I can't use submitit, so I used the following command on 1 node 8 GPUs A100 machine

OMP_NUM_THREADS=1 python -m torch.distributed.launch --nproc_per_node=${num_gpus_per_node} --nnodes=${WORLD_SIZE} --node_rank=${RANK}  --master_addr=${MASTER_ADDR}  --master_port=${MASTER_PORT} --use_env main.py \
    --model deit_base_patch16_LS \
    --data-path ${local_data_path} \
    --finetune ${SAVE_BASE_PATH}/pretraining/checkpoint-${epoch}.pth \
    --output_dir ${SAVE_BASE_PATH}/finetune4 \
    --batch-size 64 \
    --print_freq 400 \
    --epochs 20 \
    --smoothing 0.1 \
    --reprob 0.0 \
    --opt adamw \
    --lr 1e-5 \
    --weight-decay 0.1 \
    --input-size 224 \
    --drop 0.0 \
    --drop-path 0.2 \
    --mixup 0.8 \
    --cutmix 1.0 \
    --unscale-lr \
    --no-repeated-aug \
    --aa rand-m9-mstd0.5-inc1 \

and full args printed on the command line

Namespace(ThreeAugment=False, aa='rand-m9-mstd0.5-inc1', attn_only=False, auto_resume=True, batch_size=64, bce_loss=False, clip_grad=None, color_jitter=0.3, cooldown_epochs=10, cutmix=1.0, cutmix_minmax=None, data_path='/mnt/ddn/datasets/ILSVRC2015/train/Data/CLS-LOC', data_set='IMNET', decay_epochs=30, decay_rate=0.1, device='cuda', dist_backend='nccl', dist_eval=False, dist_url='env://', distillation_alpha=0.5, distillation_tau=1.0, distillation_type='none', distributed=True, drop=0.0, drop_path=0.2, epochs=20, eval=False, finetune='/mnt/backbone-nfs/bhheo/checkpoints/deit_codebase_deit_base_patch16_LS_800epoch_reproduce/pretraining/checkpoint-800.pth', gpu=0, inat_category='name', input_size=224, log_dir='nsmlv2', log_name='finetune', lr=1e-05, lr_noise=None, lr_noise_pct=0.67, lr_noise_std=1.0, min_lr=1e-05, mixup=0.8, mixup_mode='batch', mixup_prob=1.0, mixup_switch_prob=0.5, model='deit_base_patch16_LS', model_ema=True, model_ema_decay=0.99996, model_ema_force_cpu=False, momentum=0.9, num_workers=10, opt='adamw', opt_betas=None, opt_eps=1e-08, output_dir='/mnt/backbone-nfs/bhheo/checkpoints/deit_codebase_deit_base_patch16_LS_800epoch_reproduce/finetune4', patience_epochs=10, pin_mem=True, print_freq=400, rank=0, recount=1, remode='pixel', repeated_aug=False, reprob=0.0, resplit=False, resume='', save_periods=['last2'], sched='cosine', seed=0, smoothing=0.1, src=False, start_epoch=0, teacher_model='regnety_160', teacher_path='', train_interpolation='bicubic', unscale_lr=True, warmup_epochs=5, warmup_lr=1e-06, weight_decay=0.1, world_size=8)
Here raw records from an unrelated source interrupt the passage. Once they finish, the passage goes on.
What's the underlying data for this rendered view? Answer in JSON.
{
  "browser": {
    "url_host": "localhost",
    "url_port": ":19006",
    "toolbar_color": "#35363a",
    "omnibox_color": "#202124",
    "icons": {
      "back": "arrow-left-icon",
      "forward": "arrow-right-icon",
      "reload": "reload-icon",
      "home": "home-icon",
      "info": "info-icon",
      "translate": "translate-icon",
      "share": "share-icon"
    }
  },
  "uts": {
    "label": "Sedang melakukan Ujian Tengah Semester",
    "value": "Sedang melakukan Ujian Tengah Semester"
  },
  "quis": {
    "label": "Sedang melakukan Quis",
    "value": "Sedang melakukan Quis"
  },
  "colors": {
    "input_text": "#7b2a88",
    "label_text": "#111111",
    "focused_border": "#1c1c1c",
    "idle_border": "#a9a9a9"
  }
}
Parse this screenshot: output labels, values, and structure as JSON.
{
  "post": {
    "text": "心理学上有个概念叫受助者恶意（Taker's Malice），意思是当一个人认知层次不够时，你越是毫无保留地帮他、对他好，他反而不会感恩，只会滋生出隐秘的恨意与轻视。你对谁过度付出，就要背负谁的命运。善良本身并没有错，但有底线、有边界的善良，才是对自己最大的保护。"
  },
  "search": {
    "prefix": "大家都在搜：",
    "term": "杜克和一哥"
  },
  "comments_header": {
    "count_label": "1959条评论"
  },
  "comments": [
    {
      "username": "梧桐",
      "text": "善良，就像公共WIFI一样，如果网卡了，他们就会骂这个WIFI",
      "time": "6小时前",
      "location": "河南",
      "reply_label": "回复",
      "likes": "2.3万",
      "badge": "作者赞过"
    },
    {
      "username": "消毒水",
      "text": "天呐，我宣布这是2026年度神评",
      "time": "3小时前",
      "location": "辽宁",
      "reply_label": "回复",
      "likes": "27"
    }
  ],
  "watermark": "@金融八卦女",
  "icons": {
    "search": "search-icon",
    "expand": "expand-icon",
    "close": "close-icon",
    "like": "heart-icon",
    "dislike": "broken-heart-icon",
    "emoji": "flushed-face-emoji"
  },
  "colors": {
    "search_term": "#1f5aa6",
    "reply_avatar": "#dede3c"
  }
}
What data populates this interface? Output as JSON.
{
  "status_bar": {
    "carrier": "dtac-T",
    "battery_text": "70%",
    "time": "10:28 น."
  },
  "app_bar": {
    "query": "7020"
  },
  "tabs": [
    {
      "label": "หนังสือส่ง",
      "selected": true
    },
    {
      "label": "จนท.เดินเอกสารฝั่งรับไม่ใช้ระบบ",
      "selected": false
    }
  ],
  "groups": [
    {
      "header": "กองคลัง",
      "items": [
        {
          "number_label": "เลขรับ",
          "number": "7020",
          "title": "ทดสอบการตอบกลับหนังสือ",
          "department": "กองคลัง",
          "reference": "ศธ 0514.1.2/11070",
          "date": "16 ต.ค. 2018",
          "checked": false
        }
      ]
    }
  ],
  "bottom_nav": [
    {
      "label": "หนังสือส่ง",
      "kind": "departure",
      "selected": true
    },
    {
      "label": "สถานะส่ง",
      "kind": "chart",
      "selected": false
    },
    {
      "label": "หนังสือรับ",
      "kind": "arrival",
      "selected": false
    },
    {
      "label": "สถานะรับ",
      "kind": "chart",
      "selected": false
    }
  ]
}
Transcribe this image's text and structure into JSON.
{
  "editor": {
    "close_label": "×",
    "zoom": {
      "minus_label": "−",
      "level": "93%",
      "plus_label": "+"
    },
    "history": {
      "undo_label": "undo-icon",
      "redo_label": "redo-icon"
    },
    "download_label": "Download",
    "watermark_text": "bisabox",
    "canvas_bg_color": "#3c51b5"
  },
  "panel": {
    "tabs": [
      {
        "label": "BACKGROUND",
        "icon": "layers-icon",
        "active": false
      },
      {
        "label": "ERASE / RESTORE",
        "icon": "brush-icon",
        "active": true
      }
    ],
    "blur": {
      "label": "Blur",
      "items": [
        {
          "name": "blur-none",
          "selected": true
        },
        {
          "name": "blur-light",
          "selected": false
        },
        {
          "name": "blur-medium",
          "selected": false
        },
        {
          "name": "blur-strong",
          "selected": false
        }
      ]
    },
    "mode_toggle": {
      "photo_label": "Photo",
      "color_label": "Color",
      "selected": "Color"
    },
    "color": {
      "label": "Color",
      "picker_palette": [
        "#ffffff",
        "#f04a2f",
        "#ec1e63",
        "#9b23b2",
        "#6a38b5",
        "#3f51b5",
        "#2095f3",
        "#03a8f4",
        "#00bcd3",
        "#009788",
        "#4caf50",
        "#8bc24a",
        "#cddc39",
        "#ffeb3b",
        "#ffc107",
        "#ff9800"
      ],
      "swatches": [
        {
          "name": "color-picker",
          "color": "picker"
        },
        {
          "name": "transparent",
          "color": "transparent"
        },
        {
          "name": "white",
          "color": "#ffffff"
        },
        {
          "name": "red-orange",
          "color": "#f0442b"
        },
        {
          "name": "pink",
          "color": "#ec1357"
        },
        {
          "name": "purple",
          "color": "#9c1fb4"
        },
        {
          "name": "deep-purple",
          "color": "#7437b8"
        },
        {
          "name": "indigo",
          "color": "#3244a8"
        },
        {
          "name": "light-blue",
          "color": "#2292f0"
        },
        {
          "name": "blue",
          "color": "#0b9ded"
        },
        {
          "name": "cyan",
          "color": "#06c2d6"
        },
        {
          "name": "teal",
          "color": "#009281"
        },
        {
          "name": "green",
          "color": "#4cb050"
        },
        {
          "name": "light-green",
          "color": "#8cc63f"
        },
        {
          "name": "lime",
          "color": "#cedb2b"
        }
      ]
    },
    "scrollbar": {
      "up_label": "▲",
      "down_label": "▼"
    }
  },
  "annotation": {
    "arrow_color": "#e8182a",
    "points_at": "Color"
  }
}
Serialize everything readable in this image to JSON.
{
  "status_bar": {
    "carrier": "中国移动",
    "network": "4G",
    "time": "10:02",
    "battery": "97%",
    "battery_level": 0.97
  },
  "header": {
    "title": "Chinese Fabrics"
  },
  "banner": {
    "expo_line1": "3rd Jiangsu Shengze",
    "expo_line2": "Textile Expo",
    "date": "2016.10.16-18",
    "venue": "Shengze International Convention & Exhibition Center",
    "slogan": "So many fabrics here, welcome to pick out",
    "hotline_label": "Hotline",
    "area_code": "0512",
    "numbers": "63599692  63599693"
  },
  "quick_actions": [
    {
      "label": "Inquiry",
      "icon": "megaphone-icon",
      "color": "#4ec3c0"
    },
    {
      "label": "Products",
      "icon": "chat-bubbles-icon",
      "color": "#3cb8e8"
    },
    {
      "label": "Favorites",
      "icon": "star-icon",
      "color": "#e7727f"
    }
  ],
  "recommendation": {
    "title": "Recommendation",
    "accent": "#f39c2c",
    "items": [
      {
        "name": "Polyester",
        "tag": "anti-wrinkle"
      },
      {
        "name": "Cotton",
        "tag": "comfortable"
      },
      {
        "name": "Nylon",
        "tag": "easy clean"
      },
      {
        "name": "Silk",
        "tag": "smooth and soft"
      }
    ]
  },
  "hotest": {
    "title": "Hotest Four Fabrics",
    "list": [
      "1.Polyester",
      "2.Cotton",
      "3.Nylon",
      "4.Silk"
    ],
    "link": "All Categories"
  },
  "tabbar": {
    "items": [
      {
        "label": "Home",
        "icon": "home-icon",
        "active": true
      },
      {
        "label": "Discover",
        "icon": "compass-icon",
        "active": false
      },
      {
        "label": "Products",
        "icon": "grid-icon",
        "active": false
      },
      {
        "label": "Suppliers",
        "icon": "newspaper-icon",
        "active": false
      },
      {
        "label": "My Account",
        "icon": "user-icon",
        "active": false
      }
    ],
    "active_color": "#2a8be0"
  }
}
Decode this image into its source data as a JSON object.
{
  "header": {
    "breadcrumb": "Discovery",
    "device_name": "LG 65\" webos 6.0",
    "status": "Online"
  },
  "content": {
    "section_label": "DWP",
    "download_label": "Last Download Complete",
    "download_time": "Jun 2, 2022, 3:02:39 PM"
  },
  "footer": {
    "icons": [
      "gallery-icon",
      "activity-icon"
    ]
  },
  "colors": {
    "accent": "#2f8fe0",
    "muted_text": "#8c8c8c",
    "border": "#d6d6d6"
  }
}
I think it is the same as your finetune setting.
I double-checked my code but I still don't know why the result is totally different.

I'm using different library versions torch : 1.11.0a0+b6df043, torchvision: 0.11.0a0, timm: 0.5.4
It might cause some problems, but there was no problem in pretraining and the performance difference is too severe for a simple library version issue.

I'm sorry to keep bothering you, but could you please let me know if there is something wrong with my setting?
Or could you please share the ViT-B weights pretrained on IN-1k 192x192 resolution without finetuning on 224x224?
If you share the weights before finetune, I can verify my finetune code without doubting my pretraining.

The text was updated successfully, but these errors were encountered:

TouvronHugo · 2022-06-03T07:04:32Z

Hi @bhheo,
Thanks for your message.
At first sight I don't see any error in your fine-tuning.
I have uploaded the 192 model to help you:
DeiT_B_192
Keep me informed.
Best,
Hugo

bhheo · 2022-06-03T16:59:56Z

Thank you for sharing 192 model.
I will let you know if I find out an error in my code.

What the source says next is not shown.